Motorcycle Speedo Healer
My brothers VTR1000F has had it's motor rebuilt after it chewed through it's valves one day. His bike has never had a very accurate speedo and it always seemed be be reading fast. So after he got his engine fixed and back together I had a look at all the cabling and the speedo itself. The speedo signal is simply a TTL pulse with a varying frequency. At first we though the sensor was busted, so we replaced it with another. But in the end it would appear that the original owner of the bike had changed the front and rear sprockets up and down a tooth each giving an error at the meter of over 20%!.
So, I built the above little tiny board to correct this error and make his speedo much more accurate.
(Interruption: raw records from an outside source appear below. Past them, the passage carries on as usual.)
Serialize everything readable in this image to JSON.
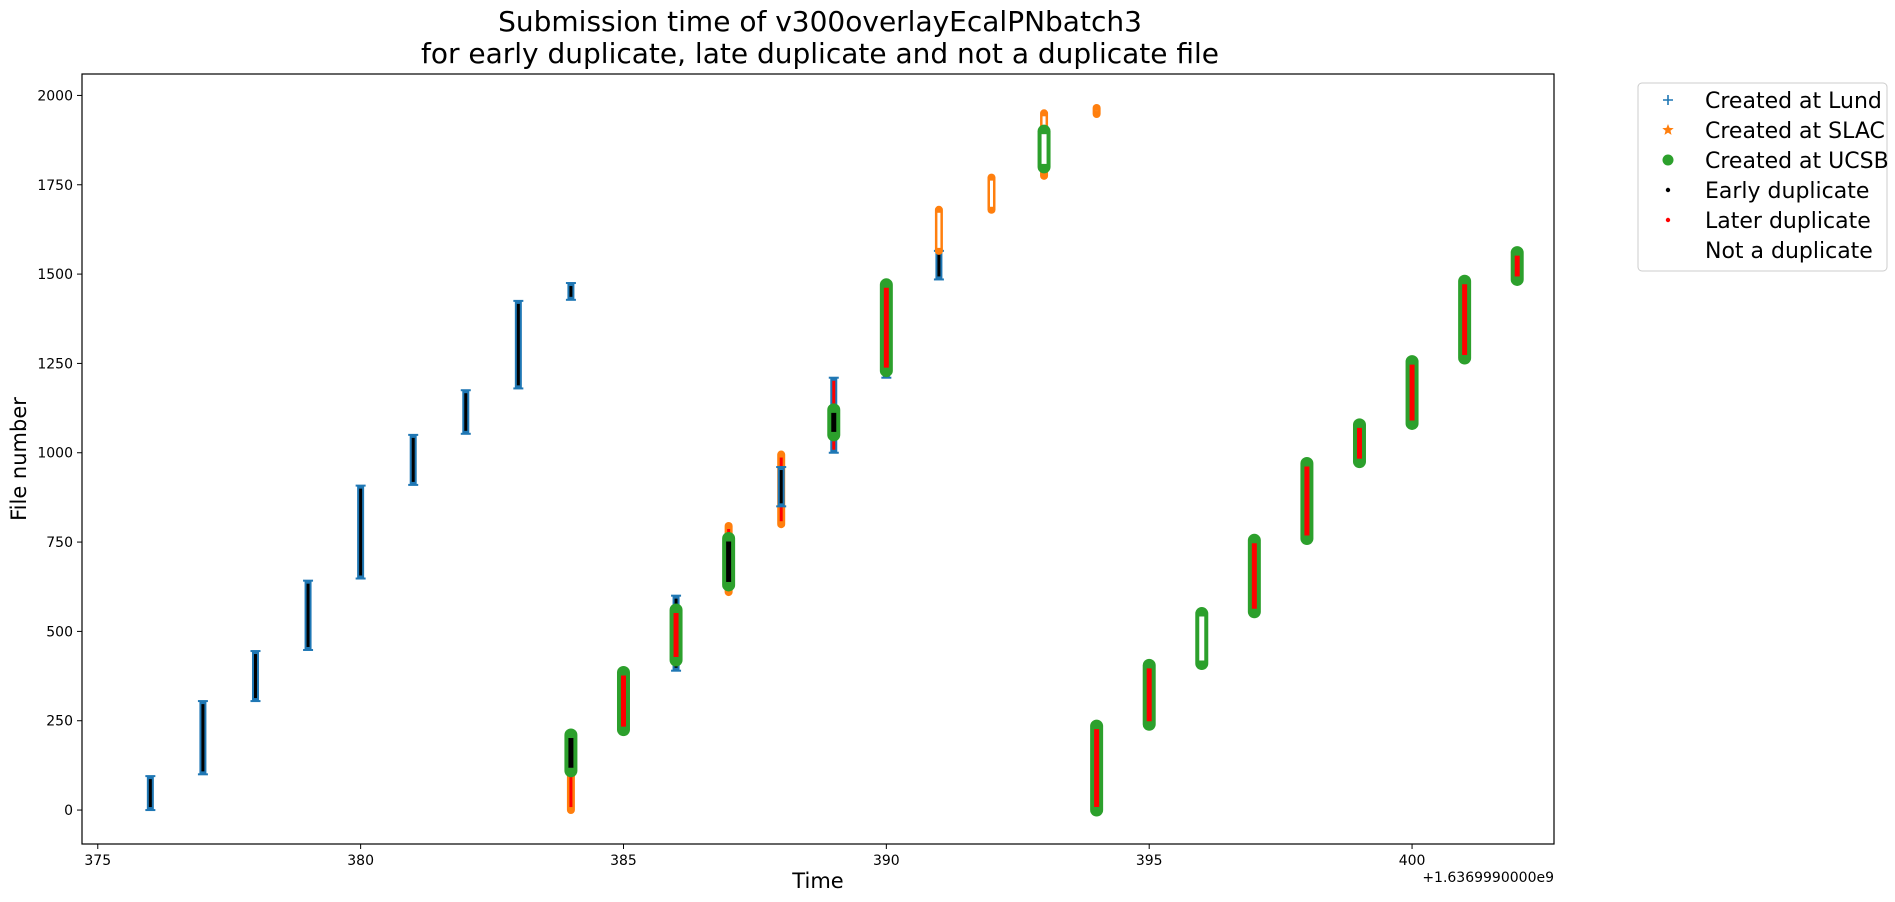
{
  "chart_data": {
    "type": "scatter",
    "title_line1": "Submission time of v300overlayEcalPNbatch3",
    "title_line2": "for early duplicate, late duplicate and not a duplicate file",
    "xlabel": "Time",
    "ylabel": "File number",
    "x_offset_label": "+1.6369990000e9",
    "xlim": [
      374.7,
      402.7
    ],
    "ylim": [
      -95,
      2060
    ],
    "xticks": [
      375,
      380,
      385,
      390,
      395,
      400
    ],
    "yticks": [
      0,
      250,
      500,
      750,
      1000,
      1250,
      1500,
      1750,
      2000
    ],
    "grid": false,
    "legend_position": "outside-top-right",
    "legend": [
      {
        "label": "Created at Lund",
        "marker": "plus",
        "color": "#1f77b4"
      },
      {
        "label": "Created at SLAC",
        "marker": "star",
        "color": "#ff7f0e"
      },
      {
        "label": "Created at UCSB",
        "marker": "circle",
        "color": "#2ca02c"
      },
      {
        "label": "Early duplicate",
        "marker": "dot",
        "color": "#000000"
      },
      {
        "label": "Later duplicate",
        "marker": "dot",
        "color": "#ff0000"
      },
      {
        "label": "Not a duplicate",
        "marker": "dot",
        "color": "#ffffff"
      }
    ],
    "groups": [
      {
        "x": 376,
        "ymin": 0,
        "ymax": 95,
        "site": "Lund",
        "dup": "early"
      },
      {
        "x": 377,
        "ymin": 100,
        "ymax": 305,
        "site": "Lund",
        "dup": "early"
      },
      {
        "x": 378,
        "ymin": 305,
        "ymax": 445,
        "site": "Lund",
        "dup": "early"
      },
      {
        "x": 379,
        "ymin": 448,
        "ymax": 642,
        "site": "Lund",
        "dup": "early"
      },
      {
        "x": 380,
        "ymin": 648,
        "ymax": 908,
        "site": "Lund",
        "dup": "early"
      },
      {
        "x": 381,
        "ymin": 910,
        "ymax": 1050,
        "site": "Lund",
        "dup": "early"
      },
      {
        "x": 382,
        "ymin": 1053,
        "ymax": 1175,
        "site": "Lund",
        "dup": "early"
      },
      {
        "x": 383,
        "ymin": 1180,
        "ymax": 1425,
        "site": "Lund",
        "dup": "early"
      },
      {
        "x": 384,
        "ymin": 1428,
        "ymax": 1475,
        "site": "Lund",
        "dup": "early"
      },
      {
        "x": 384,
        "ymin": 0,
        "ymax": 110,
        "site": "SLAC",
        "dup": "later"
      },
      {
        "x": 384,
        "ymin": 110,
        "ymax": 210,
        "site": "UCSB",
        "dup": "early"
      },
      {
        "x": 385,
        "ymin": 225,
        "ymax": 385,
        "site": "SLAC",
        "dup": "later"
      },
      {
        "x": 385,
        "ymin": 225,
        "ymax": 385,
        "site": "UCSB",
        "dup": "later"
      },
      {
        "x": 386,
        "ymin": 390,
        "ymax": 600,
        "site": "Lund",
        "dup": "early"
      },
      {
        "x": 386,
        "ymin": 420,
        "ymax": 560,
        "site": "UCSB",
        "dup": "later"
      },
      {
        "x": 387,
        "ymin": 610,
        "ymax": 795,
        "site": "SLAC",
        "dup": "later"
      },
      {
        "x": 387,
        "ymin": 630,
        "ymax": 760,
        "site": "UCSB",
        "dup": "early"
      },
      {
        "x": 388,
        "ymin": 800,
        "ymax": 995,
        "site": "SLAC",
        "dup": "later"
      },
      {
        "x": 388,
        "ymin": 850,
        "ymax": 960,
        "site": "Lund",
        "dup": "early"
      },
      {
        "x": 389,
        "ymin": 1000,
        "ymax": 1210,
        "site": "Lund",
        "dup": "later"
      },
      {
        "x": 389,
        "ymin": 1050,
        "ymax": 1120,
        "site": "UCSB",
        "dup": "early"
      },
      {
        "x": 390,
        "ymin": 1210,
        "ymax": 1475,
        "site": "Lund",
        "dup": "early"
      },
      {
        "x": 390,
        "ymin": 1230,
        "ymax": 1470,
        "site": "UCSB",
        "dup": "later"
      },
      {
        "x": 391,
        "ymin": 1485,
        "ymax": 1565,
        "site": "Lund",
        "dup": "early"
      },
      {
        "x": 391,
        "ymin": 1565,
        "ymax": 1680,
        "site": "SLAC",
        "dup": "none"
      },
      {
        "x": 392,
        "ymin": 1680,
        "ymax": 1770,
        "site": "SLAC",
        "dup": "none"
      },
      {
        "x": 393,
        "ymin": 1775,
        "ymax": 1950,
        "site": "SLAC",
        "dup": "none"
      },
      {
        "x": 393,
        "ymin": 1800,
        "ymax": 1900,
        "site": "UCSB",
        "dup": "none"
      },
      {
        "x": 394,
        "ymin": 1948,
        "ymax": 1965,
        "site": "SLAC",
        "dup": "none"
      },
      {
        "x": 394,
        "ymin": 0,
        "ymax": 235,
        "site": "UCSB",
        "dup": "later"
      },
      {
        "x": 395,
        "ymin": 240,
        "ymax": 405,
        "site": "UCSB",
        "dup": "later"
      },
      {
        "x": 396,
        "ymin": 410,
        "ymax": 550,
        "site": "UCSB",
        "dup": "none"
      },
      {
        "x": 397,
        "ymin": 555,
        "ymax": 755,
        "site": "UCSB",
        "dup": "later"
      },
      {
        "x": 398,
        "ymin": 760,
        "ymax": 970,
        "site": "UCSB",
        "dup": "later"
      },
      {
        "x": 399,
        "ymin": 975,
        "ymax": 1078,
        "site": "UCSB",
        "dup": "later"
      },
      {
        "x": 400,
        "ymin": 1082,
        "ymax": 1255,
        "site": "UCSB",
        "dup": "later"
      },
      {
        "x": 401,
        "ymin": 1265,
        "ymax": 1480,
        "site": "UCSB",
        "dup": "later"
      },
      {
        "x": 402,
        "ymin": 1485,
        "ymax": 1560,
        "site": "UCSB",
        "dup": "later"
      }
    ]
  }
}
It's basically a frequency shifter that can move the frequency of the incoming signal up or down a fixed percentage. This is controlled by the jumpers.
This was my first double-sided doughnut board, and also the first time I've used Kapton tape to mount SOIC. It worked rather well and I was very happy with the results. It was a little fiddly but well worth the effort. I could have built a custom board, but I had this built in less than 12 hours from start to finish. If I had etched the board I would have been still doing the layout!



Comments
2 comments postedHello.
Nice project!
Is there any chance to uppload or send me the source by email?
Maby i can buy it or something?
Thanks in advance!
The design is sorta based around this Silicon Chip design (http://www.siliconchip.com.au/cms/A_108157/article.html).
I just modified it a bit and regigged the source a bit, it it's functionally the same.